Gorontalo, 29 Agustus 2025 – IARELTII Monthly Meeting yang digelar pada Jumat, 29 Agustus 2025 menghadirkan narasumber dari berbagai lembaga pendidikan. Salah satu yang menarik perhatian peserta adalah pemaparan dari Zulkifli Akhmad, M.Hum, dosen IAIN Sultan Amai Gorontalo, dengan topik “Let’s Have Fun with English: Exploring the Positive Impact of English Club on Peer Learning.”
Kegiatan ini dilaksanakan secara daring melalui platform Zoom mulai pukul 13.00 hingga 15.00 WIB (UTC+7). Acara rutin bulanan ini menjadi ajang berbagi pengetahuan, pengalaman, serta penelitian terbaru bagi para pendidik dan pemerhati pengajaran bahasa Inggris di Indonesia.

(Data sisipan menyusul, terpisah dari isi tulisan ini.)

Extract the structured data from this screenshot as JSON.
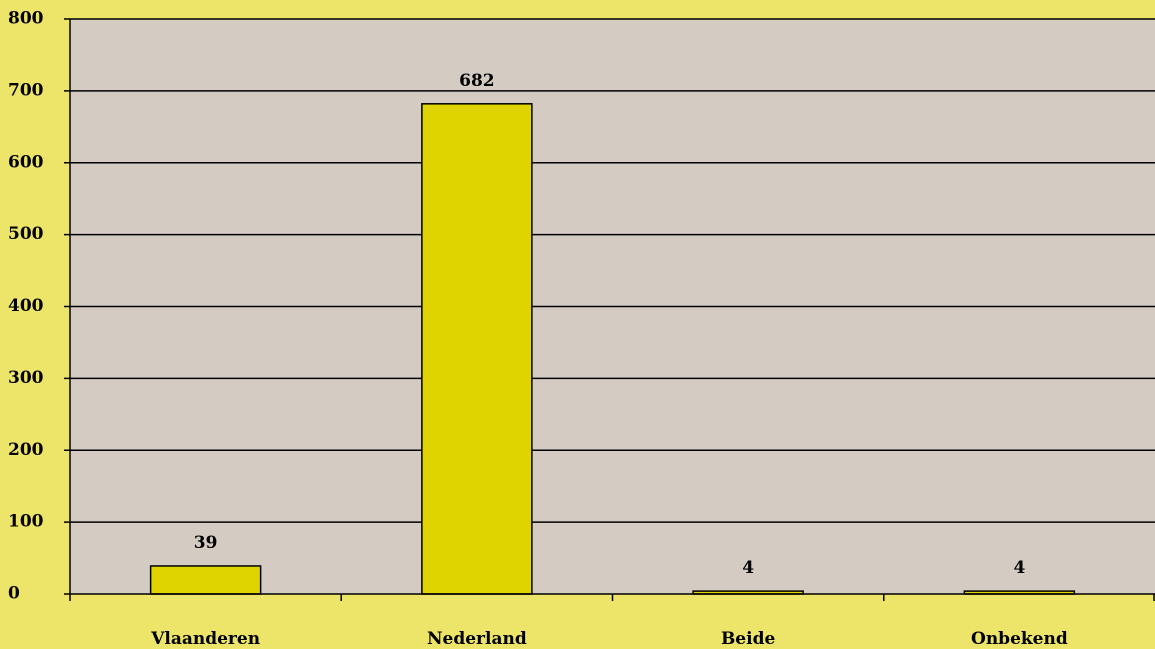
{
  "chart_data": {
    "type": "bar",
    "title": "",
    "xlabel": "",
    "ylabel": "",
    "categories": [
      "Vlaanderen",
      "Nederland",
      "Beide",
      "Onbekend"
    ],
    "values": [
      39,
      682,
      4,
      4
    ],
    "data_labels": [
      "39",
      "682",
      "4",
      "4"
    ],
    "ylim": [
      0,
      800
    ],
    "yticks": [
      0,
      100,
      200,
      300,
      400,
      500,
      600,
      700,
      800
    ],
    "ytick_labels": [
      "0",
      "100",
      "200",
      "300",
      "400",
      "500",
      "600",
      "700",
      "800"
    ],
    "grid": true,
    "legend": "none",
    "colors": {
      "page_background": "#ede46a",
      "plot_background": "#d4ccc3",
      "bar_fill": "#e0d400",
      "bar_stroke": "#000000",
      "gridline": "#000000",
      "text": "#000000"
    }
  }
}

Dalam pemaparannya, Zulkifli Akhmad menekankan pentingnya English Club sebagai sarana alternatif pembelajaran bahasa Inggris yang menyenangkan. Ia menjelaskan bahwa kegiatan berbasis klub mampu meningkatkan motivasi belajar, memperluas kosakata, serta membangun kepercayaan diri mahasiswa dalam berbicara.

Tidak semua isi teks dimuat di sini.